Reports: DNI153347-DNI1: Fundamental Understanding of the Reaction To Generate Organic Diazo Compound from Azido-Organic Starting Materials

John Jewett, PhD, University of Arizona

In the past year we have largely put aside our initial focus of trying to render the conversion from azides to diazonium ions catalytic in N-heterocyclic carbene (NHC). We did this upon recognizing that a more thorough understanding of the fundamental reactivity of triazabutadiene adducts, formed from the reaction of an organic azide with an NHC, was necessary. As mentioned in last year’s report, we observed intriguing reactivity upon rendering these systems water-soluble. Indeed these compounds degrade to liberate aryl diazonium ions via a protic mechanism under exceptionally mild conditions (up to pH 8).
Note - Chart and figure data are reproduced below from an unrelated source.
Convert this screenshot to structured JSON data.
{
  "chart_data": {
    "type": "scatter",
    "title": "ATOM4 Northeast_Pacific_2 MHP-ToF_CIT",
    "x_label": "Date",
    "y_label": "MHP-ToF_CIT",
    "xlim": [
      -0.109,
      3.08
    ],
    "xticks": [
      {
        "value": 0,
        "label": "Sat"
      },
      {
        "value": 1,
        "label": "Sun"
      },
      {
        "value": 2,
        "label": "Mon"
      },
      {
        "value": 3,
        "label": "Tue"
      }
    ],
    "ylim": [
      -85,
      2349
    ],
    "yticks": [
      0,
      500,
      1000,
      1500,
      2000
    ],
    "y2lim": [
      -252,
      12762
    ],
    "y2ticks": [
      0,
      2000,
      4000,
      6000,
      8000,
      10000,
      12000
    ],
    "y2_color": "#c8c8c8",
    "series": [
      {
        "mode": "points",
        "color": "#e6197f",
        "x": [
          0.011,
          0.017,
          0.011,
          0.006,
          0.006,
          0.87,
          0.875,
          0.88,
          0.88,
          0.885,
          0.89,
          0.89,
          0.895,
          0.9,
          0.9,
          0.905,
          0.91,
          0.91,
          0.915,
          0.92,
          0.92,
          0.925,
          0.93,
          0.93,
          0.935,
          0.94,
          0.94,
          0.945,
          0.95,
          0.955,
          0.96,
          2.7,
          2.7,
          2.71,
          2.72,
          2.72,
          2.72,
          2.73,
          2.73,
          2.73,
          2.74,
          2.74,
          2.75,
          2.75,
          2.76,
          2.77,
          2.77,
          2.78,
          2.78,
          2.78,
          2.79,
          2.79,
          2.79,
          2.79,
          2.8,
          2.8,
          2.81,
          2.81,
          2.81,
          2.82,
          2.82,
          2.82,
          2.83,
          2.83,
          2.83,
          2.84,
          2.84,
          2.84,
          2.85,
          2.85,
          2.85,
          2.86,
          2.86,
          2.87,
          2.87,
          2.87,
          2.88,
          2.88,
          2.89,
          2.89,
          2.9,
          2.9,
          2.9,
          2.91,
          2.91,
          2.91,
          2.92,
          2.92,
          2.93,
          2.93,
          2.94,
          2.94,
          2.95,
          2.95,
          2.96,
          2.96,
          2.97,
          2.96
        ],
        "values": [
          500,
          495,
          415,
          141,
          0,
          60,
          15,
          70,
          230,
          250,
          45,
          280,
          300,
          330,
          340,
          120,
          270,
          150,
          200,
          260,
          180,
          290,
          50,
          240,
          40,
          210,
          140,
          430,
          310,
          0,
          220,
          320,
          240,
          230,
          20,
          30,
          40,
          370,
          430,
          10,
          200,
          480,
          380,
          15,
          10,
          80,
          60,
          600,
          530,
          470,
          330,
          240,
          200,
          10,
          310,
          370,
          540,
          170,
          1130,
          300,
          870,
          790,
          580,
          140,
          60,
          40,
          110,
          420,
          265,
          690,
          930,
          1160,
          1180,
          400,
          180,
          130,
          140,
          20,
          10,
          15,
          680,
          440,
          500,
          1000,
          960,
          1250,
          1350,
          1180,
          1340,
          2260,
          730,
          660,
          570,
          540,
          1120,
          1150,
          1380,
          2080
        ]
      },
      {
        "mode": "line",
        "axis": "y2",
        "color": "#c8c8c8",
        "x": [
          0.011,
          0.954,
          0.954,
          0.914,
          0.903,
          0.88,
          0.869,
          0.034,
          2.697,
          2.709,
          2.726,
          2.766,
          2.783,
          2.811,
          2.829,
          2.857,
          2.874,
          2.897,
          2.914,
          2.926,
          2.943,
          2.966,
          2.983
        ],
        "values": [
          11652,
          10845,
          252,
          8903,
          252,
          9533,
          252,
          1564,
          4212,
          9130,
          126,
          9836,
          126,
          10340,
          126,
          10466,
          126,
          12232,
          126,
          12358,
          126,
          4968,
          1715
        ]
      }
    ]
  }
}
We published these findings in Angewandte Chemie and Flora Kimani, the student responsible for the work, presented a poster at the American Chemical Society conference in Boston (Fall 2015).

In the course of determining the reactivity of the aryl triazabutadienes we observed that they readily photo-isomerize. The isomer is significantly more susceptible to degradation and we concluded that it too was reacting via a protic mechanism. Remarkably this reaction can occur in water at pH 14. This reactivity indicates that the isomer brought about by light is significantly more basic than the isomer that is predominant in the absence of light. Upon bringing these compounds back into organic solvents we used this photobasic compound to catalyze a Henry reaction in a light-dependent manner. This work was recently reported in the Journal of the American Chemical Society.

All of the work described above was accomplished with aryl triazabutadienes, but once alkyl triazabutadienes are used in their place a new subset of reactivity is uncovered. We have observed that these compounds can be activated to provide alkyl diazonium species that can be trapped by acids to provide esters or simply eliminate to provide alkenes. We are actively pursuing this area in order to better control addition versus elimination (an age-old problem) and to establish a substrate scope. Some of the triazabutadienes have proven challenging to synthesize. In order to overcome our synthetic challenges we have developed silyl-protected NHC precursors that can provide carbenes using fluorides instead of strong bases. We are also looking to synthesize thermally generated carbenes, but the chemistry of these unstable compounds has yet to provide a practical route to these synthetically important species.

The student that has benefited most directly from this grant mechanism is Flora Kimani. Flora has recently trained an undergraduate student, Jean-Laurent Blanche, and he is established substrate scope for the alkyl triazabutadienes. Flora’s work and the projects tangentially related have become the core of our lab and this grant was truly enabling. As with many scientific pursuits the questions that became interesting and as such project driving evolved over time. We are segueing back out of the aqueous milieu, but the insights observed therein have proved essential to our understanding of the reactivity of this interesting and still understudied functional group.